Святые княжны, грешные князья и благородные рыцари. Какую роль играет великий род Заремб и что это за тщательно скрываемые обстоятельства, с ним связанные? Пропоют ли миннезингеры победительную песнь или же тучи над троном погрузят королевство в вечный мрак? Время начать сраженье за корону, время объединять королевство».
Из рецензии на книгу:
«Уже из школьных учебников истории становится ясным, что во время Пястов между самим Пястами происходило много чего. Похищения, пленения, убийства массовые и одиночные, с использованием разнообразнейших методов, умыкание женщин из монастырей – и все это на фоне привычных политических интриг, нестойких союзов с соседями и папством и постоянных битв с налетающими на польскую землю монголами, тевтонами и ятвигами. Противу замыслам Болеслава Кривоустого, его завещание не только не остановило братоубийственные сражения за власть, но начало бурный период феодальной раздробленности. При таких обстоятельствах то, чего сумел достигнуть Пшемысл II – соединение Старой Польши с Поморьем и первая за двести лет коронация под носом сильных соседей – производит впечатление. Но прежде чем наступил год 1296, многое должно было случиться, поскольку на такую победу должны были трудиться многие. И история такая – просто идеальный материал для эпического, сложного романа. А если вставить в сюжет еще и каплю магии – тут-то мы и получим «Корону снега и крови».

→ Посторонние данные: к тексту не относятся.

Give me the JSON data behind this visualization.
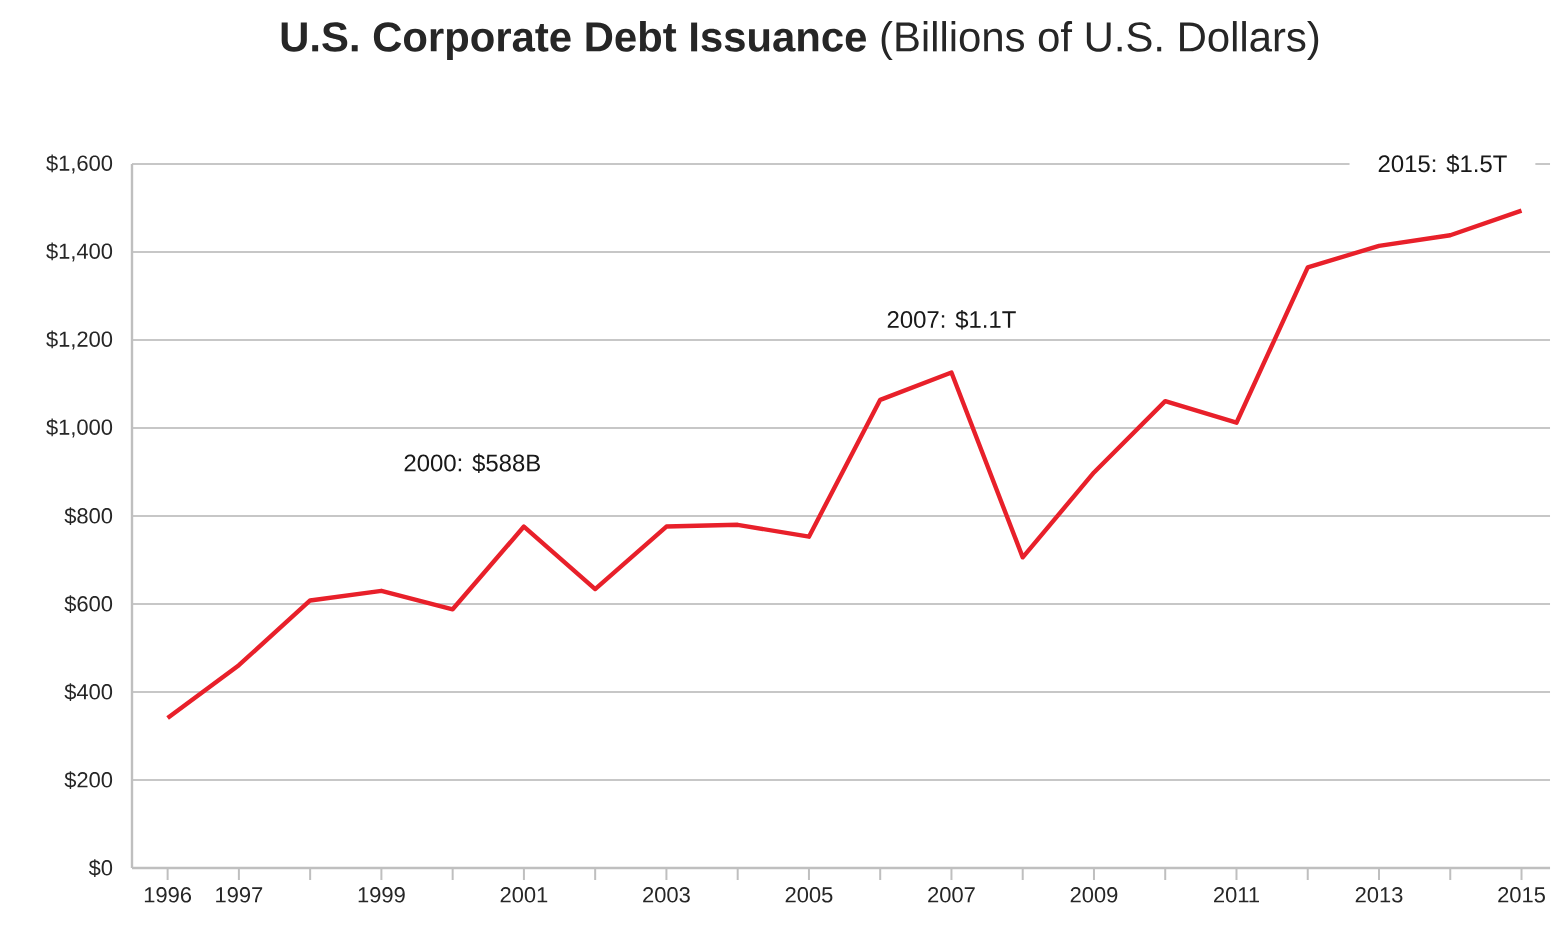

Новейший роман Эльжбеты Херезинской охватывает период с 1253 по 1297 годы и представляет времена финала феодальной раздробленности – до коронации Пшемысла ІІ и его преждевременной смерти несколькими месяцами позднее. Битва за польский трон показана на широком фоне: автор представляет не только польских удельных владык, но и деяния чешских Пшемыслидов, бранденбургских князей и, опосредованно, политику Империи. Такой широкий сюжетный горизонт позволил автору более полно показать обстоятельства, финальное сплетение которых позволило Пшемыслу получить королевские инсигнии и быть коронованным, но из-за этого же в некоторых моментах чтения можно совершенно потеряться. Однако чем ближе конец, тем яснее становится цель рассказываемой истории, чему помогает и повторяющийся мотив короны (сперва из крови, после – из снега, а в конце – истинной, желанной, королевской) и спетой при различных дворах артурианской песни о проклятом мече.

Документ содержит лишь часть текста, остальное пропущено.